Insights into notable developments among major global companies and sectors, including earnings results, strategic initiatives, mergers and acquisitions, regulatory developments, and trends influencing corporate performance.

  • Broadcom delivered record first quarter results, with revenue of $19.3bn growing 29% year-on-year. AI semiconductor revenue surged 106% to $8.4bn, driven by robust demand for custom AI accelerators and networking, above the company's own prior forecast. Q2 revenue is guided to approximately $22bn, representing 47% year-on-year growth, with adjusted EBITDA of approximately 68% of revenue. CEO Hock Tan stated that Broadcom has line of sight to AI chip revenue in excess of $100 billion in 2027, the company expanding its custom XPU customer base to six major clients including Google, Meta, Anthropic and OpenAI
  • CrowdStrike posted a Q4 beat with EPS of $1.12 versus $1.10 expected, revenue of $1.31bn against a $1.30bn consensus. Full-year guidance of $5.87–5.93bn in revenue was broadly in line with expectations.
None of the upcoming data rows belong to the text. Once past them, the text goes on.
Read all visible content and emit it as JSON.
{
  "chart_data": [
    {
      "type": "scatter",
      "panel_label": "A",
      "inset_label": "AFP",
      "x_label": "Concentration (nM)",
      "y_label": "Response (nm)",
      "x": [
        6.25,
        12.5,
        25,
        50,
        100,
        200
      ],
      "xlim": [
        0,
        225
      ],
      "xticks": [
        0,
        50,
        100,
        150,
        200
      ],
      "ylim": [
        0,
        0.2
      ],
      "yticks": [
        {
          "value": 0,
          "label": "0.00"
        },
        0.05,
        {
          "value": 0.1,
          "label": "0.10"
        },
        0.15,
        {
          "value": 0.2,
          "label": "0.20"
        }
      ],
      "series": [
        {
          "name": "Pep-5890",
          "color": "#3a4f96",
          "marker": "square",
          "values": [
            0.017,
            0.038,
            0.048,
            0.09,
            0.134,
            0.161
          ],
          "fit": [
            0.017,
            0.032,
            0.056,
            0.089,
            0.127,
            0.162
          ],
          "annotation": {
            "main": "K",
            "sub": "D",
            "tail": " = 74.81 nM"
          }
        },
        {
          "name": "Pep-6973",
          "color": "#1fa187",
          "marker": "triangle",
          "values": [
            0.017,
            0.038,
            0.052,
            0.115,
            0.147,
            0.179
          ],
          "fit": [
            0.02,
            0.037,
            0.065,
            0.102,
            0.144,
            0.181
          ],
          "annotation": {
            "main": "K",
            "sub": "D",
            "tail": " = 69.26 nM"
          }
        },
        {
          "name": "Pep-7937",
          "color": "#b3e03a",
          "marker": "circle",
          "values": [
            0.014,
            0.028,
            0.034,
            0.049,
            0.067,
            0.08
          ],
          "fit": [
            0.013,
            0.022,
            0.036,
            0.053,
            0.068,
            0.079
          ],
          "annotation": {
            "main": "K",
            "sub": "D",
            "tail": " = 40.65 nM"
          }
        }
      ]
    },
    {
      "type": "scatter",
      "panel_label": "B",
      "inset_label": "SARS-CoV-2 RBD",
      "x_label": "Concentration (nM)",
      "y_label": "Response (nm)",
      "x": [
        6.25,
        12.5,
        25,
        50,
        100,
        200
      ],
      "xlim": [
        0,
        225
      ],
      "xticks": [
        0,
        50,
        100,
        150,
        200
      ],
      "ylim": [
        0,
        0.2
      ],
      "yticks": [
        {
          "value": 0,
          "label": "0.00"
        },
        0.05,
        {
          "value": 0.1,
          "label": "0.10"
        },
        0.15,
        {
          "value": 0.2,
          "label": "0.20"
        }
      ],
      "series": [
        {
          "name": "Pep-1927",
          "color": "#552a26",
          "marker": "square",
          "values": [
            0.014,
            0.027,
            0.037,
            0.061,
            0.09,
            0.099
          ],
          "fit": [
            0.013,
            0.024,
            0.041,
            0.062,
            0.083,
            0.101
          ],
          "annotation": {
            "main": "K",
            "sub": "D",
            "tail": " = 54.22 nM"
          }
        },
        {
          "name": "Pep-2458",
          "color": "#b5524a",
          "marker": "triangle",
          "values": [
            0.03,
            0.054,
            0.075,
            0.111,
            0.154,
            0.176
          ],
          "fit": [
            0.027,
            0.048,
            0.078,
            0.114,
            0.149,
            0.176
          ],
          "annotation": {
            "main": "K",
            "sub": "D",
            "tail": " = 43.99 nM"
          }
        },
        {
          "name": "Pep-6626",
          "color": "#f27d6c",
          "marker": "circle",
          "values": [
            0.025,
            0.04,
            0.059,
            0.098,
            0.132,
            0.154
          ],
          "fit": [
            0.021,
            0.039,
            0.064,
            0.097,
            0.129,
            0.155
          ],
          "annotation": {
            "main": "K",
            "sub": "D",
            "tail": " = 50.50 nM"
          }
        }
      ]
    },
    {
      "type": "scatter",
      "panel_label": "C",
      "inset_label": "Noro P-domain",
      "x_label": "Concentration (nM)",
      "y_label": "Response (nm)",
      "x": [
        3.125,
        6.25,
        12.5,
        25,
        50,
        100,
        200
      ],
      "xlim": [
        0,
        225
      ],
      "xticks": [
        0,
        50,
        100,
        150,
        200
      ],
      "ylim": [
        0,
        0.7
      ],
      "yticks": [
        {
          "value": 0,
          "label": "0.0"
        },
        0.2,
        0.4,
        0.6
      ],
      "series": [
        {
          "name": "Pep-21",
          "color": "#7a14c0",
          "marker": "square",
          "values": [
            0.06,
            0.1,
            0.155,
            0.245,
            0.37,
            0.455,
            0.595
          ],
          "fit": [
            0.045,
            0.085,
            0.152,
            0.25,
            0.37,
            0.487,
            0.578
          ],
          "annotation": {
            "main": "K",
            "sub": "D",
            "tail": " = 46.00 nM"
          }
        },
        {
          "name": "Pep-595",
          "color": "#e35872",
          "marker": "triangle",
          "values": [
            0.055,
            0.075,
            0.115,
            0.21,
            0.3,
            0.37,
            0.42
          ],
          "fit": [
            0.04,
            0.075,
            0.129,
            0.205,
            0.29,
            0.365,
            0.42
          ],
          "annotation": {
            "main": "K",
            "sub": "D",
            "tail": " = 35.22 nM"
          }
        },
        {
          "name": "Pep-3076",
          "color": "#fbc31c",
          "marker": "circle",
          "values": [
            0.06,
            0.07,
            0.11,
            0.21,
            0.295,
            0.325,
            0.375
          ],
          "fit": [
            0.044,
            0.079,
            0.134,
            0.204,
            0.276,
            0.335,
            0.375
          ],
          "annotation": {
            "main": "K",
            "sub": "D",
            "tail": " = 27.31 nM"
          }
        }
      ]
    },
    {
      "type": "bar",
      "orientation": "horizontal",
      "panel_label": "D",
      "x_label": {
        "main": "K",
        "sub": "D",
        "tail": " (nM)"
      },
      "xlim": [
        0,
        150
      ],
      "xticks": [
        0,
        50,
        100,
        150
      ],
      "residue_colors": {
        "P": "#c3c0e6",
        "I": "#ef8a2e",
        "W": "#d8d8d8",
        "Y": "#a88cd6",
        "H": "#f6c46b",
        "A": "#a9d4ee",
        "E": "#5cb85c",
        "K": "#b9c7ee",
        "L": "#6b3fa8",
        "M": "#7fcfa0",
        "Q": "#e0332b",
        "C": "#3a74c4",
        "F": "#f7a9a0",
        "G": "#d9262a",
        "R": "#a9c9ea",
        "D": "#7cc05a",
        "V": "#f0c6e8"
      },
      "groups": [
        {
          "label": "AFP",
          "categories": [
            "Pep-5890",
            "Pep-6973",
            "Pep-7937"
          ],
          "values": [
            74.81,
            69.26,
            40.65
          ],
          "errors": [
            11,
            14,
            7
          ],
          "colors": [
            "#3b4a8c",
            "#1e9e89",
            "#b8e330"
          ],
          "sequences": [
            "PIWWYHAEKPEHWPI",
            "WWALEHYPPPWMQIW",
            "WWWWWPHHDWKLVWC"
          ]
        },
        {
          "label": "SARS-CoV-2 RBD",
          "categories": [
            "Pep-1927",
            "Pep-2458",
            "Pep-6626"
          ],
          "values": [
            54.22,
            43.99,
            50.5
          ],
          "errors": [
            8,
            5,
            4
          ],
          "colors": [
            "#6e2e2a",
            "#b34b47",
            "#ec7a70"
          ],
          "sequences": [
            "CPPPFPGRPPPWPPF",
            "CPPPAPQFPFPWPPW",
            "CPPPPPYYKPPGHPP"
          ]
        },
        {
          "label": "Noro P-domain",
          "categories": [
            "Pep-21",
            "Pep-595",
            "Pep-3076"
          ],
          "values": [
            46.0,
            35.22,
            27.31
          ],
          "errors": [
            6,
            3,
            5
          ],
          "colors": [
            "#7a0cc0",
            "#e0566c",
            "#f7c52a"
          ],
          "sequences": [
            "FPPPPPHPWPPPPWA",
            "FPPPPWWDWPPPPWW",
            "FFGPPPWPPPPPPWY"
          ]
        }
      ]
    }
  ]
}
CEO George Kurtz said that AI does not eliminate the need for security but intensifies it,  a view the company is backing with three recent acquisitions targeting emerging AI-specific vulnerabilities
  • Apple unveiled the iPhone 17e, its new entry-level smartphone, alongside a faster iPad Air. Pre-orders opened on March 4, with starting prices of $599 for the iPhone 17e and the iPad Air 11-inch, and $799 for the 13-inch model. Apple also has new MacBook models and a foldable iPhone slated for later in the year
  • New Berkshire Hathaway CEO Greg Abel initiated the company's first share buyback in years. Abel said he consulted Buffett on both valuation and timing before proceeding. Buffett historically preferred deploying cash into external equity positions; Abel's approach suggests a willingness to return capital when intrinsic value justifies it. Berkshire's Class B shares rose 2.7% on the news
  • BlackRock TCP Capital wiped out the full value of a $25 million loan just three months after it had been carried at par, reviving concerns about valuation opacity in the private credit market. The write-down, disclosed in an SEC filing on February 27, follows last month's redemption halt at Blue Owl Capital. The broader private credit market is estimated to exceed $3 trillion, much of it held across BDCs, interval funds and alternative asset manager vehicles that have proliferated over the past decade with limited secondary market liquidity. Whether these markdowns prove isolated or represent an early stress signal for the asset class is one of the key questions investors will be watching into Q2

 

  • Anthropic found itself at the centre of a political firestorm this week after President Trump ordered federal agencies to phase out the company's AI technology within six months, following a dispute over its use in defence applications. The Pentagon had sought broad access to Claude for military purposes; Anthropic pushed back, requesting contractual safeguards against deployment in mass surveillance and autonomous weapons systems. Trump responded by labelling Anthropic a risk to national security. The situation is complicated by reports that Anthropic's technology is nonetheless being actively used in the ongoing Iran operation, and the two sides are said to be in discussions to find a workable resolution. The episode raises a question the industry has so far largely avoided confronting directly: at what point does an AI company's ethical positioning become a commercial and regulatory liability.